- Theatrical release poster
- Directed by: Bobby Farrelly
- Screenplay by: Mark Rizzo
- Based on: Campeones by Javier Fesser; David Marqués;
- Produced by: Paul Brooks; Scott Niemeyer; Jeremy Plager;
- Starring: Woody Harrelson; Kaitlin Olson; Ernie Hudson; Cheech Marin;
- Cinematography: C. Kim Miles
- Edited by: Julie Garcés
- Music by: Michael Franti
- Production company: Gold Circle Entertainment
- Distributed by: Focus Features (United States); Universal Pictures (International);
- Release dates: February 27, 2023 (Lincoln Square); March 10, 2023 (United States);
- Running time: 124 minutes
- Country: United States
- Language: English
- Box office: $21.9 million

= Champions (2023 film) =

2023 film directed by Bobby Farrelly

Champions is a 2023 American sports comedy-drama film directed by Bobby Farrelly in his solo directorial debut, from a screenplay written by Mark Rizzo. It is an English-language remake of the 2018 Spanish film of the same name. The film stars Woody Harrelson as a temperamental minor-league basketball coach who, after an arrest, must coach a team of players with disabilities as community service. Kaitlin Olson, Ernie Hudson, and Cheech Marin also star.

Champions was released in the United States on March 10, 2023, by Focus Features. The film received mixed reviews from critics and grossed $21 million.

==Plot==

Marcus Marakovich, a hot-headed assistant coach for a minor league basketball team in Iowa, gets fired after shoving the head coach and later crashing into a police car while drunk. Given the choice between jail or community service, he chooses to coach a team of players with learning disabilities, *The Friends*.

Initially resistant, Marcus begins to bond with the team and reconnects with Alex, the sister of one player, Johnny—who he previously had a fling with. As Marcus learns to care about the players and their lives, his attitude shifts. He tries to use the team’s success as a stepping stone to the NBA, but after a series of personal revelations and missteps—including hurting Johnny and being manipulative—he changes course.

In the face of funding issues and personal struggles, the team makes it to the Special Olympics finals. Though they lose, they consider themselves champions thanks to Marcus’s growth and their own perseverance.

Marcus declines an NBA offer, stays in town, and begins coaching at Drake University. He and Alex start dating, and Johnny moves in with friends. In a post-credit scene, Showtime finally lands his signature backward shot.

==Cast==
- Woody Harrelson as Marcus Marakovich, a disgraced J-League basketball coach.
- Kaitlin Olson as Alex, Johnny's sister and Marcus's love interest
- Matt Cook as Sonny, an assistant coach
- Ernie Hudson as Phil Perretti, a fellow coach and Marcus' friend
- Cheech Marin as Julio, the manager of the rec center where the Friends practice.
- Mike Smith as Attorney McGurk
- Scott Van Pelt as himself
- Jalen Rose as himself
- Seán Cullen as Frank

===The Friends===
- Madison Tevlin as Cosentino
- Joshua Felder as Darius
- Kevin Iannucci as Johnny
- Ashton Gunning as Cody
- Matthew Von Der Ahe as Craig
- Tom Sinclair as Blair
- James Day Keith as Benny
- Alex Hintz as Arthur
- Casey Metcalfe as Marlon
- Bradley Edens as Showtime

==Production==
Principal photography took place in Winnipeg and Selkirk, Manitoba, Canada, from November to December 2021, with some scenes being filmed in Albany, New York, United States.
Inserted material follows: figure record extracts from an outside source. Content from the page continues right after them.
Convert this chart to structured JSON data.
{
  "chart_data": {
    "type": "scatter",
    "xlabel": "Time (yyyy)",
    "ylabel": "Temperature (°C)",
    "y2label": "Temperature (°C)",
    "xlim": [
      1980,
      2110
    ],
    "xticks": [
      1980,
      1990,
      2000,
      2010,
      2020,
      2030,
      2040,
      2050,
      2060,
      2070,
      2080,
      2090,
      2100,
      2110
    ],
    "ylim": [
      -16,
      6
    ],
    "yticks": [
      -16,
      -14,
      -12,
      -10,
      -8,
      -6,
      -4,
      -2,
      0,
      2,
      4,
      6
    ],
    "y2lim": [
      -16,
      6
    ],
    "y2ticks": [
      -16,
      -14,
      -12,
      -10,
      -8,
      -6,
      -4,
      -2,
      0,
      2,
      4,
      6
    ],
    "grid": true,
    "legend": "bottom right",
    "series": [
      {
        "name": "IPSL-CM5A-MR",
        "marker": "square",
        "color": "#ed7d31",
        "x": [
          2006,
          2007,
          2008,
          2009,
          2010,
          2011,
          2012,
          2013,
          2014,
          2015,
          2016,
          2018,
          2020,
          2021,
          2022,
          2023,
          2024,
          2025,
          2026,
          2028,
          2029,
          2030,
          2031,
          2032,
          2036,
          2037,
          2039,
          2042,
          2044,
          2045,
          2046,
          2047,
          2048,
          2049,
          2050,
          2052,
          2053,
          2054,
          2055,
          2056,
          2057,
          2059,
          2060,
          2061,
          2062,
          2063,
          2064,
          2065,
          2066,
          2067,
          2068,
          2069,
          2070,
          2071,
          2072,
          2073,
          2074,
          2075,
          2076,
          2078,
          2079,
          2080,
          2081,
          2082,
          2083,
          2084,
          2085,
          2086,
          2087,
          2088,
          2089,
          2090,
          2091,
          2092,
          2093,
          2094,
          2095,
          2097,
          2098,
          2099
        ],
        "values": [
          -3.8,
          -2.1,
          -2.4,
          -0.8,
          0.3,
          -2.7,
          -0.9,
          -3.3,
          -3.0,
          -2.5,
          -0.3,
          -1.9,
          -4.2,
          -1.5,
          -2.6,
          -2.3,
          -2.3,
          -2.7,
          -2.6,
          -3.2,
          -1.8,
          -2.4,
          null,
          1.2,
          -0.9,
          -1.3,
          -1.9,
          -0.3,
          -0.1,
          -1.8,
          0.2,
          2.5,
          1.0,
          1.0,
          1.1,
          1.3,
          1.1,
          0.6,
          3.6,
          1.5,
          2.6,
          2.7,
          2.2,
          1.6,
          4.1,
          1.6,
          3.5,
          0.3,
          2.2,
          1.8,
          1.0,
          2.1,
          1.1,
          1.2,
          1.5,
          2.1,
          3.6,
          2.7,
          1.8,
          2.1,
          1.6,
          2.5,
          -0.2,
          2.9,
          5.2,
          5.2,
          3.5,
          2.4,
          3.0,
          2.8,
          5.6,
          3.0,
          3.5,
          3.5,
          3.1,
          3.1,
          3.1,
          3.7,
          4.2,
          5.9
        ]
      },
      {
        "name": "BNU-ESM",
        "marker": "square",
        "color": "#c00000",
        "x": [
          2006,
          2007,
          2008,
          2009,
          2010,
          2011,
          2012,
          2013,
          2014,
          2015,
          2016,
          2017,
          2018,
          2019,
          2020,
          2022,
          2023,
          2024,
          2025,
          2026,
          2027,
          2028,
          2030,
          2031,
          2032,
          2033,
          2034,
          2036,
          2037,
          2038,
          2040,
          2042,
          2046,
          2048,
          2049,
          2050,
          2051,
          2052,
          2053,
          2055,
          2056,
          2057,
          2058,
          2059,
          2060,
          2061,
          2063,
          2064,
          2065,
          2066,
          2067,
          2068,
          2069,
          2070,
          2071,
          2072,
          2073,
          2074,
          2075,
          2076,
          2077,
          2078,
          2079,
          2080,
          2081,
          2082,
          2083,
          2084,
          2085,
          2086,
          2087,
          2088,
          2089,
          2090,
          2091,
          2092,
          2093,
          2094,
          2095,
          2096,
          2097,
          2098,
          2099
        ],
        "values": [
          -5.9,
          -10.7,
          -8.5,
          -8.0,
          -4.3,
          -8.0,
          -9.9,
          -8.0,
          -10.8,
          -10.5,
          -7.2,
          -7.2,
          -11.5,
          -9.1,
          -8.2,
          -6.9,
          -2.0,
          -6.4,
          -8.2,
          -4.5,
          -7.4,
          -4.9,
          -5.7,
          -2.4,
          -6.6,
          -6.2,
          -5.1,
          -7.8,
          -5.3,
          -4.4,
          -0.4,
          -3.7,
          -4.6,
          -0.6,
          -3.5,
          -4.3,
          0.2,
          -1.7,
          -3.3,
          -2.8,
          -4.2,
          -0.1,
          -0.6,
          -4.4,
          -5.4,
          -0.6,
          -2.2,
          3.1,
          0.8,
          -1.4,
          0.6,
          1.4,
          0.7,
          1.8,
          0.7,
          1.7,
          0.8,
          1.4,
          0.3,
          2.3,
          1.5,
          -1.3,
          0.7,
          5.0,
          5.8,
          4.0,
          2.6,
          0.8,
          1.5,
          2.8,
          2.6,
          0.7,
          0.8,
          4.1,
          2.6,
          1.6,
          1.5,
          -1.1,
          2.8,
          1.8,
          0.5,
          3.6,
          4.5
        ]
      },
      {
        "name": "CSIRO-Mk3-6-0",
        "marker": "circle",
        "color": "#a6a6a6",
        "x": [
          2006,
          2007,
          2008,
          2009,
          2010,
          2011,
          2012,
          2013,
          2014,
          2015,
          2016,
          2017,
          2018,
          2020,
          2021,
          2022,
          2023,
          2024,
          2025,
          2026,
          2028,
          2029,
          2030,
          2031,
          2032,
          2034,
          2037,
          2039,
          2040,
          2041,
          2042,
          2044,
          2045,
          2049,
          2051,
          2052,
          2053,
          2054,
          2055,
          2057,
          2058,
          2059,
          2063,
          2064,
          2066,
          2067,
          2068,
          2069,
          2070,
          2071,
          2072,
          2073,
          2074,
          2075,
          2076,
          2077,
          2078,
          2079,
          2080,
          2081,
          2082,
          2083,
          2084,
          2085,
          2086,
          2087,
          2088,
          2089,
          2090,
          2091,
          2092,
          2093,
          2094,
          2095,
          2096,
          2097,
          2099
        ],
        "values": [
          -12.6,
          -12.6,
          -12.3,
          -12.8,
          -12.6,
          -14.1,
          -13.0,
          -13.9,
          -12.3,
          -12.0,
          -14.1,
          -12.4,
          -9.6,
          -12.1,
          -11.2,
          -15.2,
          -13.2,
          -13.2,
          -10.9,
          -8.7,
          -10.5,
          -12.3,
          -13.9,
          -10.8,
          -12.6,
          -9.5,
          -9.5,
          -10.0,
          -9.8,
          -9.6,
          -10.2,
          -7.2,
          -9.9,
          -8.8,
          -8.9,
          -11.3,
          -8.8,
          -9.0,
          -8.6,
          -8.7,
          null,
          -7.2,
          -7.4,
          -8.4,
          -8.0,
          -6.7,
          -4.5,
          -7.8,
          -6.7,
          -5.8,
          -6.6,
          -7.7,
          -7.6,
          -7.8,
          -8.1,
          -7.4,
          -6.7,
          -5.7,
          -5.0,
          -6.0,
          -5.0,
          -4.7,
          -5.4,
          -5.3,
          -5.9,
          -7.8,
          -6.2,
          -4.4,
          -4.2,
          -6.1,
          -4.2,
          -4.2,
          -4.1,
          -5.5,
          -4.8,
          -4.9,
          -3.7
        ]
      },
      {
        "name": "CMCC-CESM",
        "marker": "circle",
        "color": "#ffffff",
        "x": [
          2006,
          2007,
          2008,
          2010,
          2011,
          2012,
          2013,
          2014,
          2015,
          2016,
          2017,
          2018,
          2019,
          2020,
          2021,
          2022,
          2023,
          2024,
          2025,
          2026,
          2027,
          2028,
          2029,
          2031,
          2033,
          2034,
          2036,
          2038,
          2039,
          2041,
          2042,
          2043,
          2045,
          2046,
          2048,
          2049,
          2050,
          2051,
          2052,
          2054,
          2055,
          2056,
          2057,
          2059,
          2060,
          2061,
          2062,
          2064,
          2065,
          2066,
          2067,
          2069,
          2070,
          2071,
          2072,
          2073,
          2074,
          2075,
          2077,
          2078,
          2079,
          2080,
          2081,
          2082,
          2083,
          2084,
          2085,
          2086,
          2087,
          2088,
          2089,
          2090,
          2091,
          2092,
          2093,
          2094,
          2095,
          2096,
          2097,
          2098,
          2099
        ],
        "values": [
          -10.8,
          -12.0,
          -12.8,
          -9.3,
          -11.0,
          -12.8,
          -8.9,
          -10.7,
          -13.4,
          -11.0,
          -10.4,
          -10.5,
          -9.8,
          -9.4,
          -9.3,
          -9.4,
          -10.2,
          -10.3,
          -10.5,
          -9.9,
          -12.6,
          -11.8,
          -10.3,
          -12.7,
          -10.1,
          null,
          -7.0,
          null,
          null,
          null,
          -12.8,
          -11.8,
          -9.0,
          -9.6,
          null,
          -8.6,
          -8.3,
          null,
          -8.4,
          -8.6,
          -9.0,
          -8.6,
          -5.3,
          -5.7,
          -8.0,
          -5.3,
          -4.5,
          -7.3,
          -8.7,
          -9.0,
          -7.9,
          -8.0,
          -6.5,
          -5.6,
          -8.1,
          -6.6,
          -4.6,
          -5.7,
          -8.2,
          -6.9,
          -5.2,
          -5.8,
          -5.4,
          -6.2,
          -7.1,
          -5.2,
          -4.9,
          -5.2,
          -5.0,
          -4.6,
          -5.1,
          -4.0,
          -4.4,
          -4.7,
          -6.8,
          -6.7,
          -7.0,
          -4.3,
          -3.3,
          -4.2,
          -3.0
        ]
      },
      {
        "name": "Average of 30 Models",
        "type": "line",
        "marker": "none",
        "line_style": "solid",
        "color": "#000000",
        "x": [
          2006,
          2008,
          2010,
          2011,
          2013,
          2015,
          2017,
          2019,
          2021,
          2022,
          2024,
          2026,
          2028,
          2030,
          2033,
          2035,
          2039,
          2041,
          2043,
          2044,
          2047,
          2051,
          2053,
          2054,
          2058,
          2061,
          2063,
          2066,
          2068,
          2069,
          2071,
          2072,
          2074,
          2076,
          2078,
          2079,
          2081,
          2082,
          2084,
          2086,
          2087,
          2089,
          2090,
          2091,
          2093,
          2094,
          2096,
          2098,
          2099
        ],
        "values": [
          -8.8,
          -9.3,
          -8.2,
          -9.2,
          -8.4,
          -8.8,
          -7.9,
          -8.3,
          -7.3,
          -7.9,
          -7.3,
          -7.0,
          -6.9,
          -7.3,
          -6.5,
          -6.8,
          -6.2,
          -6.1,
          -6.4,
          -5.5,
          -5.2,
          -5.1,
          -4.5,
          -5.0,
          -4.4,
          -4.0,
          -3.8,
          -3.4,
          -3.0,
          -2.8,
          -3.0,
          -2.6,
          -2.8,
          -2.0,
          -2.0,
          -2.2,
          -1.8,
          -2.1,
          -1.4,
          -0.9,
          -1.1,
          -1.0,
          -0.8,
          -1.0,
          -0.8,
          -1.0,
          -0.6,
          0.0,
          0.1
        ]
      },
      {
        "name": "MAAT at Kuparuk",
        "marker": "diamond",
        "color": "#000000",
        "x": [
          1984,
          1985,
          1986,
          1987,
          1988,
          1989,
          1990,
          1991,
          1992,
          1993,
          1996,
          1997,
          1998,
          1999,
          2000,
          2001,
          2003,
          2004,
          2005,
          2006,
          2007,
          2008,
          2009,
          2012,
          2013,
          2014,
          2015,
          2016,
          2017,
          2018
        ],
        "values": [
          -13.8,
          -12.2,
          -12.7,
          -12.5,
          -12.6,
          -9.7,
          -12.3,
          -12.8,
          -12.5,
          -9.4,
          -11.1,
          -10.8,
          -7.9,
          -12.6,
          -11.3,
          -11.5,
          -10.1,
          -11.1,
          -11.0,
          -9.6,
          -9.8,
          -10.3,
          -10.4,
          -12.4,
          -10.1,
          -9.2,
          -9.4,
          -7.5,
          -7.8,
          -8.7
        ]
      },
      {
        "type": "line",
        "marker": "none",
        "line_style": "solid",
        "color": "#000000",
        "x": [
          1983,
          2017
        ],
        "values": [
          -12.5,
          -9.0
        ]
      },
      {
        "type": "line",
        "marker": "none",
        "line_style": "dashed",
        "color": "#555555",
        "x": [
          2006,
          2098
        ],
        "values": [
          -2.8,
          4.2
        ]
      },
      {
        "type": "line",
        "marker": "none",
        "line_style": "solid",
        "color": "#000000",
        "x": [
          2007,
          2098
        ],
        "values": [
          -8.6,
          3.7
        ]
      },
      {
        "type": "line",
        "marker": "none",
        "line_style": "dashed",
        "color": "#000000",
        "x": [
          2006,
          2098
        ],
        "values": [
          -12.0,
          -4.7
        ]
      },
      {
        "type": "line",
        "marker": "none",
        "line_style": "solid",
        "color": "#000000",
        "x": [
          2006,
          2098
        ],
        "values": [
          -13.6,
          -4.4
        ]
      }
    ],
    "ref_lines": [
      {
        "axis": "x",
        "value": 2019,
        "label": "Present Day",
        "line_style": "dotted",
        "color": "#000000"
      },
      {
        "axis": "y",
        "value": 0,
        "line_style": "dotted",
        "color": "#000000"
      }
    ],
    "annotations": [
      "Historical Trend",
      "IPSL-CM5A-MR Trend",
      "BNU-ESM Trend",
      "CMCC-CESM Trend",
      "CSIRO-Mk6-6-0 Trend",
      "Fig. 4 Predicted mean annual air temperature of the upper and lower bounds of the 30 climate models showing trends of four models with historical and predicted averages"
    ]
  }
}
Extras were sought with a casting call through St. Amant, a non-profit organization that works with Manitobans who have developmental disabilities and autism.

==Release==
Champions was originally scheduled to be theatrically released in the United States on March 24, 2023, by Focus Features, opposite Lionsgate's John Wick: Chapter 4. In January 2023, the release date was moved to March 10, 2023. The film had its red carpet premiere at the AMC Lincoln Square Theatre in New York on February 27, 2023.

The film was released digitally on March 28, followed by a Blu-ray and DVD release on May 2.

== Reception ==
=== Box office ===
Champions grossed $16.4 million in the United States and Canada, and $5.5 million in other territories, for a worldwide total of $21.9 million.

In the United States and Canada, Champions was released alongside Scream VI and 65, and was projected to gross around $5 million from 3,030 theatres in its opening weekend. The film made $1.8 million on its first day. It went on to debut to $5.2 million, finishing in seventh. It made $3 million in its second weekend, finishing in eighth.

=== Critical response ===
 Metacritic, which uses a weighted average, assigned the film a score of 50 out of 100, based on 34 critics, indicating "mixed or average" reviews. Audiences surveyed by CinemaScore gave the film an average grade of "A" on an A+ to F scale, while those at PostTrak gave it an overall 83% positive score, with 66% saying they would definitely recommend it.